I was at an event on Friday with Ray Jones from the Presbyterian Mission Agency who is working in the area of helping congregations be vital, that is healthy, thriving, worshipping communities. He talked about how the church often loses its sense of being sent into the world. Evangelism isn’t standing on a street corner or twisting people’s arms or telling people what they need to believe or reciting some theological system or viewpoint. Evangelism is developing relationships and talking and listening and telling, in the midst of that, what we have known of God’s presence in our own lives. “Come and see a man who told me everything I have ever done!” This proclamation was bold – bold because of the messenger. An outsider found her voice and told her own story – revealing God’s presence.
While she was gone, the disciples returned to Jesus. They couldn’t believe that he was talking with a woman –a woman—and not only a woman but a Samaritan woman who was obviously not held in esteem even by her own people. Yet Jesus told them to look around – and see that the fields were ripe for harvesting. God’s concern spread beyond the borders. God’s concern and God’s attention focused even on their enemies.
It is a story filled with outsiders. Jesus was an outsider, both in his own country, but even more in Samaria. Most of the disciples were outsiders in their own culture. The woman is even more of an outsider. The Samaritans who hear the good news and believe were outsiders. Their example of belief and believing was remembered and told.
Ray Jones reminded us that too often the church loses its outward focus. Churches, when they are started, are filled with people who reach out and invite others to “come and see” what’s happening. Churches grow. But, eventually, the church gets caught up in its own life and its willingness and ability to reach out falters. Oftentimes in today’s world we fall into the “build it and they will come” approach – and forget the example of the Christ who “had nowhere to lay his head,” the Christ who travelled, who crossed boundaries, who was a willing outsider who connected with other outsiders. I am reminded of one of the prominent pastors of the day, Nadia Bolz-Weber. Bolz-Weber is a Lutheran pastor. Yet she is hardly typical. She is known as the tattooed pastor. Her background is not traditional. She had been a stand up comic – and an alcoholic. She is the first to tell you that she would not have reached out to God. But God reached out to her. In response, her ministry continues to cross boundaries from the safe zones of traditional Christianity to the edges of our own society where people are struggling to survive. Her ministry is with and for those the established church keeps at arms length – the outsiders. She is, in many ways, the Samaritan woman who found in God not a remote, judgmental deity, but a compassionate spirit who spoke the truth to her while loving her. From her and the Samaritan woman we might learn that the very voices we might readily dismiss may bring us closer to God’s grace and glory.

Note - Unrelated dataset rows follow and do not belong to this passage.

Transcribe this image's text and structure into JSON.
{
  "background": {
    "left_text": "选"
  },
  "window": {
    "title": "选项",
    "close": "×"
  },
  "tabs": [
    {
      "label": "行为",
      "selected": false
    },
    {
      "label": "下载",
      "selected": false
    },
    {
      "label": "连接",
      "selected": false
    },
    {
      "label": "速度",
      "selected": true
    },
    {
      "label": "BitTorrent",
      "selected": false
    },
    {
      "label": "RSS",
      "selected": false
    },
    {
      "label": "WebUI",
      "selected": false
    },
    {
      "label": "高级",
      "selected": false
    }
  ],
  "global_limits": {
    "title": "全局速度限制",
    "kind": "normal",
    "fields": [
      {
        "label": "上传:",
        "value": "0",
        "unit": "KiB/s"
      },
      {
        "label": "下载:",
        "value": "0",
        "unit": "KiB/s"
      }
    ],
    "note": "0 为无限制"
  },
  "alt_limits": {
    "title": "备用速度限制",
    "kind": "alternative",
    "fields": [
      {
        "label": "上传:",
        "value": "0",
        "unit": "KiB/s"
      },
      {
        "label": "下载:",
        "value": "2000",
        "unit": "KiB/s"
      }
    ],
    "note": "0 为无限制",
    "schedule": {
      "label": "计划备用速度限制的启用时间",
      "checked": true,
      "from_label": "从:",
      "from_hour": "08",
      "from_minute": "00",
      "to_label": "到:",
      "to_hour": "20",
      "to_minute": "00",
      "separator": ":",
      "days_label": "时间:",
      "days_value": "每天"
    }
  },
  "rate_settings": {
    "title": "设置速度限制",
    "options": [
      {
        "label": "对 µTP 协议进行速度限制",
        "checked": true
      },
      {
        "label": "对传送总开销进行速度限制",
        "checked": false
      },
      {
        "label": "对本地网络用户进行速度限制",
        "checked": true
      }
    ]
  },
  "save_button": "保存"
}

And from Bolz-Weber and the Samaritan woman we see God who meets us where we are – not with disdainful judgment, but with compassionate truth and the invitation to be made whole. We meet God who comes to broken and the lost and the marginalized and the forgotten and the disdained and the hopeless and the voiceless – and each of us and all of us. We meet the God who says, “Fear not. You are seen; you are known; you are loved.” And we meet the God who says, “Go. Tell your story. Invite others to see me and to experience my love for them.”
Fear not, outsiders! Fear not outsiders! With God there is no “outside.” We are always welcome in God’s presence. There is no sin, no secret that has the power to separate us from God’s deep, abiding love. And those we see as strangers, as outsiders, or as threateningly different can and do bear the good news to us.